What made you want to take a larger role in Leadership Austin?

What can be more satisfying than working with a group where everyone is a leader? And not just that—they also want to push you as a leader. The mission we have is to ignite passion for civic engagement and community leadership. Who doesn’t want to be around that type of energy and learning from others who you agree with and, more importantly, those who may have a different point of view?

What are you looking forward to this year as board chair?

First of all, it’s going to be so hard to fill the shoes. We’ve had some great leaders like Debbie Johnson and Geronimo Rodriguez among many others and so it’s going to be tough.

I will be focusing on three areas this year:

  1. Alumni engagement: We now have over 2,400 alumni who shared a common program experience. I would venture to guess that almost every decision in this community for the last 36 years had a Leadership Austin alumnus in the room.  I want to be sure we are engaging alumni at every turn and harness that shared experience to continue to make an impact in our community.
  2. Community dialogue: Some days I think we are losing our ability to listen to someone else’s experiences.  We will be exploring ways to support existing organizations that work hard to increase community dialogue and find new ways to share some of our programs with others.  With all our growth, I will challenge us to find creative ways to expand our networks and increase relationships with each other by just sharing our experiences.
  3. Community trusteeship: I want us to focus more this year on the Leadership Austin core value of community trusteeship.  This is where we are all called to be stewards of community and take a personal responsibility to work toward the common good of Greater Austin.  Future generations deserve our commitment to act on the issues of the day and fulfill the future promise our region.

I feel honored to work with Christopher Kennedy. He is very effective as a CEO. He makes our board more of a governance board than a working board. We don’t have to worry about day-to-day events. Working side-by-side with him is going to be incredible.

How would you describe your leadership style?

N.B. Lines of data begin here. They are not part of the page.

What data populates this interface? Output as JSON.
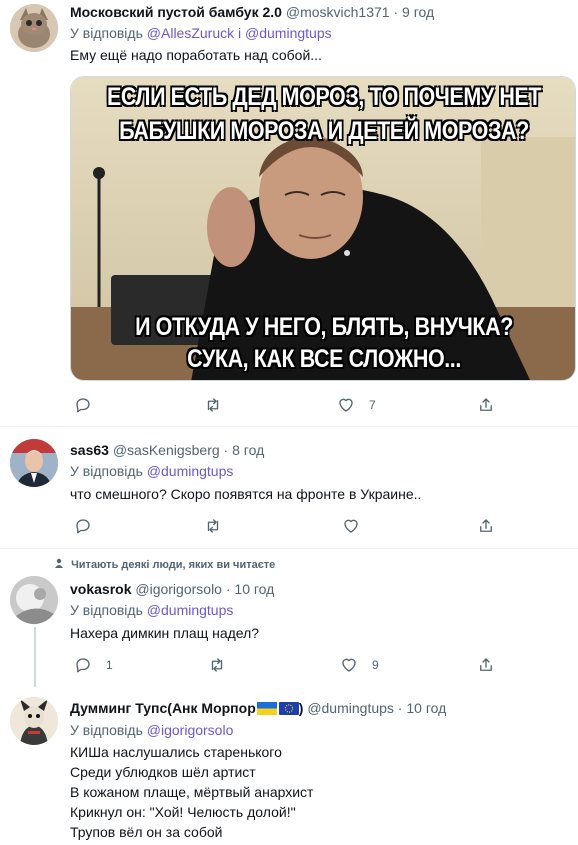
{
  "tweets": [
    {
      "name": "Московский пустой бамбук 2.0",
      "handle": "@moskvich1371",
      "time": "9 год",
      "reply_prefix": "У відповідь",
      "reply_mentions": "@AllesZuruck і @dumingtups",
      "text": "Ему ещё надо поработать над собой...",
      "meme_lines": [
        "ЕСЛИ ЕСТЬ ДЕД МОРОЗ, ТО ПОЧЕМУ НЕТ",
        "БАБУШКИ МОРОЗА И ДЕТЕЙ МОРОЗА?",
        "И ОТКУДА У НЕГО, БЛЯТЬ, ВНУЧКА?",
        "СУКА, КАК ВСЕ СЛОЖНО..."
      ],
      "replies": "",
      "retweets": "",
      "likes": "7"
    },
    {
      "name": "sas63",
      "handle": "@sasKenigsberg",
      "time": "8 год",
      "reply_prefix": "У відповідь",
      "reply_mentions": "@dumingtups",
      "text": "что смешного? Скоро появятся на фронте в Украине..",
      "replies": "",
      "retweets": "",
      "likes": ""
    },
    {
      "social_context": "Читають деякі люди, яких ви читаєте",
      "name": "vokasrok",
      "handle": "@igorigorsolo",
      "time": "10 год",
      "reply_prefix": "У відповідь",
      "reply_mentions": "@dumingtups",
      "text": "Нахера димкин плащ надел?",
      "replies": "1",
      "retweets": "",
      "likes": "9"
    },
    {
      "name": "Думминг Тупс(Анк Морпор",
      "name_suffix": ")",
      "handle": "@dumingtups",
      "time": "10 год",
      "reply_prefix": "У відповідь",
      "reply_mentions": "@igorigorsolo",
      "lines": [
        "КИШа наслушались старенького",
        "Среди ублюдков шёл артист",
        "В кожаном плаще, мёртвый анархист",
        "Крикнул он: \"Хой! Челюсть долой!\"",
        "Трупов вёл он за собой"
      ]
    }
  ],
  "separator": "·",
  "colors": {
    "text": "#0f1419",
    "secondary": "#536471",
    "mention": "#6a5acd",
    "border": "#eff3f4"
  },
  "icons": [
    "reply-icon",
    "retweet-icon",
    "like-icon",
    "share-icon",
    "person-icon",
    "flag-ua-icon",
    "flag-eu-icon"
  ]
}
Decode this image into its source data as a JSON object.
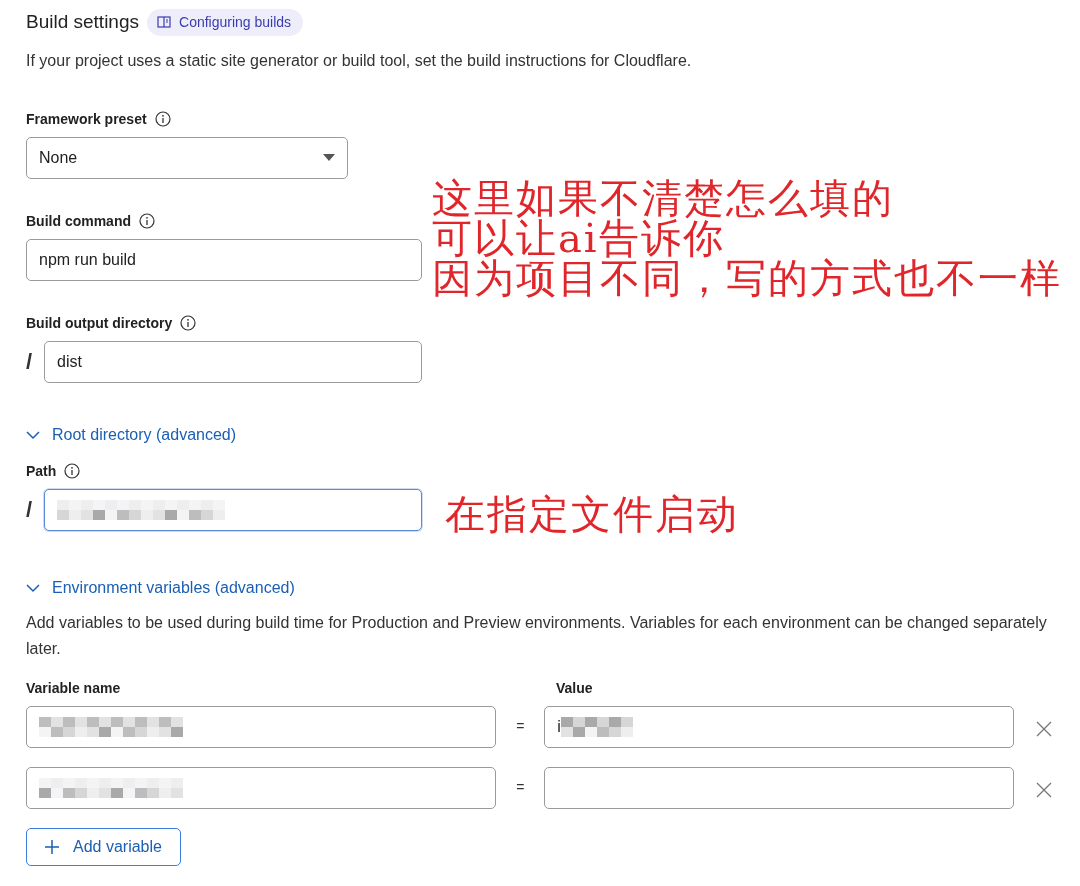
{
  "header": {
    "title": "Build settings",
    "doc_link": "Configuring builds"
  },
  "description": "If your project uses a static site generator or build tool, set the build instructions for Cloudflare.",
  "fields": [
    {
      "kind": "select",
      "label": "Framework preset",
      "info": true,
      "value": "None"
    },
    {
      "kind": "text",
      "label": "Build command",
      "info": true,
      "value": "npm run build"
    },
    {
      "kind": "path",
      "label": "Build output directory",
      "info": true,
      "prefix": "/",
      "value": "dist"
    }
  ],
  "root_directory": {
    "toggle": "Root directory (advanced)",
    "expanded": true,
    "label": "Path",
    "info": true,
    "prefix": "/",
    "focused": true,
    "redacted": true
  },
  "environment": {
    "toggle": "Environment variables (advanced)",
    "expanded": true,
    "description": "Add variables to be used during build time for Production and Preview environments. Variables for each environment can be changed separately later.",
    "name_header": "Variable name",
    "value_header": "Value",
    "variables": [
      {
        "name_redacted": true,
        "separator": "=",
        "value": "i",
        "value_redacted": true
      },
      {
        "name_redacted": true,
        "separator": "=",
        "value_redacted": false
      }
    ],
    "add_button": "Add variable"
  },
  "annotations": [
    {
      "lines": [
        "这里如果不清楚怎么填的",
        "可以让ai告诉你",
        "因为项目不同，写的方式也不一样"
      ]
    },
    {
      "lines": [
        "在指定文件启动"
      ]
    }
  ]
}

I don’t consider myself as someone who knows everything. I like to have the right people assist in solving issues. I’m all for a more inclusive, collaborative leadership rather than a dictatorial one. If it comes to an engineering calculation or something like that, I might argue with someone in my office, but when you’re in a community setting there are many ways to solve a problem.

Ali_CameraDo you have any advice to Austin leaders?
Stay current and keep engaged. This goes for both emerging and established leaders. I’ve lived in this city for 34 years. This is a city that wants people to be engaged. The bottom line is if you’re not engaged, your voice won’t be heard.

What drives you to be so involved with community service?

I see myself as a connector. A lot of people come to me and ask if I can help them. When I’m able to make a difference, the satisfaction I get from that is a great feeling. Don’t get me wrong, I like the satisfaction I get when my firm lands a new contract, but the community connection with each other is incredible and keeps me in this great community.